I count to ten, gaining a scrap of composure, yet desperation still clings. I know Dane will come looking for me shortly. He knows where I went, but the thought does nothing to alleviate my surmounting panic.

Finally I surrender to my primal need to escape and start pounding on the door with the heels of my hands. Shouting loudly. Cursing sporadically. Begging for someone to hear me and open the door. For someone to save me again.

In my ragged state of mind, seconds feel like minutes and minutes feel like hours. The passage of time is unknown to me, but I feel like I’ve been locked in this ever-shrinking closet forever. Endlessly shouting for help. Feeling defeated, I yell again and rest my forearms on the door in front of me.

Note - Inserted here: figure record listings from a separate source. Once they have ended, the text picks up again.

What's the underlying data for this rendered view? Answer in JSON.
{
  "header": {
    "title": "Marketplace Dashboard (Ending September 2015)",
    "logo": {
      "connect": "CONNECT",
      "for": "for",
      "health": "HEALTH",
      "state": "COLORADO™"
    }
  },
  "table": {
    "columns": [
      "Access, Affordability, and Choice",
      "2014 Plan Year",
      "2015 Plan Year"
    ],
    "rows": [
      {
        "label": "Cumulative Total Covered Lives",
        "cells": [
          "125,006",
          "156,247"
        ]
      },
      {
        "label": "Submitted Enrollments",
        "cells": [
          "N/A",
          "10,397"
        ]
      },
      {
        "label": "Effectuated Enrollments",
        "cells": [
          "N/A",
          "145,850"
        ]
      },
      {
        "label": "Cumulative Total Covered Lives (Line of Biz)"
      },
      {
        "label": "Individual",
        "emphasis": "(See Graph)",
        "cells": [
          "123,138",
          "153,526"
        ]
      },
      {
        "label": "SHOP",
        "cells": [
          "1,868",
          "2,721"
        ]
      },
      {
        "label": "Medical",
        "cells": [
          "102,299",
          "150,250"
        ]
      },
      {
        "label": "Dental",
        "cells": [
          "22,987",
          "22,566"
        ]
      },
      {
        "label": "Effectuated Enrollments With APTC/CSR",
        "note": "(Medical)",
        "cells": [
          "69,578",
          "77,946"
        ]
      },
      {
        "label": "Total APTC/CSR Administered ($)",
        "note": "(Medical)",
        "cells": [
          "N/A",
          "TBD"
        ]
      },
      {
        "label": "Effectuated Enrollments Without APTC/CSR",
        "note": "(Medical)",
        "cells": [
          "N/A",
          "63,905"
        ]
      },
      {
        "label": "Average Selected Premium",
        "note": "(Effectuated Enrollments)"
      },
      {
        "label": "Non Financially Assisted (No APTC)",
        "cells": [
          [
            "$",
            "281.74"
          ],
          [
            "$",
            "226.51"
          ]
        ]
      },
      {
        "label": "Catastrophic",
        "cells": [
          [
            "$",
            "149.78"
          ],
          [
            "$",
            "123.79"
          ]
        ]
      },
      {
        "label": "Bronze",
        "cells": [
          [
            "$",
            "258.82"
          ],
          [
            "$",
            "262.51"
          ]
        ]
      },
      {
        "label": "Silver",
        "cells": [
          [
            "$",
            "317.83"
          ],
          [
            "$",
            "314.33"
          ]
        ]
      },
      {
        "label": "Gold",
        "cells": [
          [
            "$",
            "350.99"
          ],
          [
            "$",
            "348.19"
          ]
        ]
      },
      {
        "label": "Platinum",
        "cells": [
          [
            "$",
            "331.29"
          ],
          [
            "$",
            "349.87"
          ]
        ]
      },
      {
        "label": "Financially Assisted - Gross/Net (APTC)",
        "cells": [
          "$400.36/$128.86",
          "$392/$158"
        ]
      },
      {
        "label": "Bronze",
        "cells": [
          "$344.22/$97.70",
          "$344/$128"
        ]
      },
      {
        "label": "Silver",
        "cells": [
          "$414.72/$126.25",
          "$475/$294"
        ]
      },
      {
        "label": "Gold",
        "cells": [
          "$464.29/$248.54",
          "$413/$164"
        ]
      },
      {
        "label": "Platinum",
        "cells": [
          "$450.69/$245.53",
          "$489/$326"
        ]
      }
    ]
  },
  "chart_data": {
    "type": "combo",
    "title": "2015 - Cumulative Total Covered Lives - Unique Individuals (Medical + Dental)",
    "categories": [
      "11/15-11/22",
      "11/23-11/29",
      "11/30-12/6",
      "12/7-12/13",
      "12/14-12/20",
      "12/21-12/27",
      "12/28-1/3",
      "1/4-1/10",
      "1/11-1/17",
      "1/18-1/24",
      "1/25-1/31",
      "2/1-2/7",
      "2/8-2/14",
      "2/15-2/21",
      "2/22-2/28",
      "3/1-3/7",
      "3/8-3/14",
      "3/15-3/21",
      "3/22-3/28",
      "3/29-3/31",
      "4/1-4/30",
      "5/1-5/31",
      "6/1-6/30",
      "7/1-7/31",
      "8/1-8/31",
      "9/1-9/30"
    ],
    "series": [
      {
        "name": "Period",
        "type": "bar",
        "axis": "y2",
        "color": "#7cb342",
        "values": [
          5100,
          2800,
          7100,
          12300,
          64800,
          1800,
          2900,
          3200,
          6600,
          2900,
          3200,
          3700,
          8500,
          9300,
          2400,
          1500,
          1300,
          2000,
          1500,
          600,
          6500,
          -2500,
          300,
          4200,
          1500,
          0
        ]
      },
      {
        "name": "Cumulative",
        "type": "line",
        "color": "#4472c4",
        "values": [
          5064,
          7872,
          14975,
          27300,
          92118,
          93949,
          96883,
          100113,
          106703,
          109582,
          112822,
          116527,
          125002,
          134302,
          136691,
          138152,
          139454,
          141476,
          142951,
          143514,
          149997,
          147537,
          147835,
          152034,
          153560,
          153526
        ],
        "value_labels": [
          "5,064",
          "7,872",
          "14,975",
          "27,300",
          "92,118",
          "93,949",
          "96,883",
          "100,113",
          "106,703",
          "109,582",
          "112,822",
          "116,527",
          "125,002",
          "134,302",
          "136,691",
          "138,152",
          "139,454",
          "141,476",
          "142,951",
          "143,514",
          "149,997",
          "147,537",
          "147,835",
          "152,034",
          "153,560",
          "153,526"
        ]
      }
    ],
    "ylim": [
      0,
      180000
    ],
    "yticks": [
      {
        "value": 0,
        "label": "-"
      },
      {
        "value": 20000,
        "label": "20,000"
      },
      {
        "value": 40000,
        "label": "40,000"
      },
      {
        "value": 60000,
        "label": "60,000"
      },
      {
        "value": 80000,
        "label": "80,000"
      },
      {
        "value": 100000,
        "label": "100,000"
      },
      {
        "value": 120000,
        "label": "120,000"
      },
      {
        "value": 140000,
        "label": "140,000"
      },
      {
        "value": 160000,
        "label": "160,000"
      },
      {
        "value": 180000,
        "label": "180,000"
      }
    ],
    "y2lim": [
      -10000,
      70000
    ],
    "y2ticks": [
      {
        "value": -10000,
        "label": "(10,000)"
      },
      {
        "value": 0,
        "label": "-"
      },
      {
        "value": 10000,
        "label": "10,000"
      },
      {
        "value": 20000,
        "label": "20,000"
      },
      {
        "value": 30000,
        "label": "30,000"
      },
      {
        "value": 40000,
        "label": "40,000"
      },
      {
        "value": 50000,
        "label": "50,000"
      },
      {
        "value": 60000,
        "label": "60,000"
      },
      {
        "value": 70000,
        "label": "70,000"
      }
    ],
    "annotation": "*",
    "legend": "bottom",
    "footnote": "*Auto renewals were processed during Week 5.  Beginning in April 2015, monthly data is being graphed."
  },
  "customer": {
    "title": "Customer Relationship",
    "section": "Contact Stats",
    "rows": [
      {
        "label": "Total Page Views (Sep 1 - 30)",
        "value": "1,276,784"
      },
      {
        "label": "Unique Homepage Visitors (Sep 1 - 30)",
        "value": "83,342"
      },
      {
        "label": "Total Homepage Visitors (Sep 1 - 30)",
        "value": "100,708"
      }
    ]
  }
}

Bracing my weight on my forearms, I lay my head on them and succumb to my tears. Large, ragged sobs shake violently through me.

And suddenly, I have the feeling of falling.

Falling forward as I stumble into the solid length of man in my path. My arms wrap around a firm torso while my legs lie awkwardly bent behind me. The man instinctively brings his arms up and wraps them around me, catching me, holding my weight and absorbing my impact.

I look up, quickly registering the shock of dark hair spiked haphazardly, bronzed skin, the slight shadow of stubble … and then I meet his eyes. A jolt of electricity—an almost palpable energy—crackles when I meet those guarded, translucent green irises. Surprise flashes through them fleetingly, but the intrigue and intensity with which he regards me is unnerving, despite my body’s immediate reaction to him. Needs and desires long forgotten inundate me with this one, simple meeting of eyes.

How can this man I’ve never met make me forget the panic and desperation I felt only moments before?

I make the mistake of breaking eye contact and glancing down at his mouth. Full, sculpted lips purse as he regards me intently, and then very slowly, they spread into a lopsided, roguish grin.

Oh, how I want that mouth on me—anywhere and everywhere all at once. What in the hell am I thinking? This man is way out of my league. Like light years away out of my league.

I draw my gaze back up to see amusement brimming in his eyes as if he knows my thoughts. I can feel a flush slowly spread over my face as embarrassment for both my predicament and my salacious thoughts registers in my brain. I tighten my grip around muscular biceps as I lower my gaze to avoid his obvious assessment and try to regain my composure. Bringing my feet back under me, I accidentally stumble further into him, my balance compromised by my inexperience with such sky-high heels. I jump back from him as my breasts brush against his firm chest, setting my nerve endings ablaze. Tiny detonations of desire tickle deep in my belly.

“Oh … um … I’m so sorry.” I hold my hands up in a flustered apology. From a step back, the man is even more disarming now that I’m able to drink in the whole length of him. Imperfectly perfect and sexy as hell with a smirk suggesting arrogance and an air exuding trouble.

He raises an eyebrow, noticing my slow perusal of him. “No apologies needed,” he responds in a cultured rasp of a voice with just a hint of edge. A voice evoking images of both rebellion and sex in the same breath. “I’m used to women falling at my feet.”

My head snaps up at the conceit in his comment. I can only hope he’s joking, but his enigmatic expression gives nothing away. He watches my response, bemusement in his eyes, and that cocksure smile widening, causing a single dimple to deepen in his defined jaw.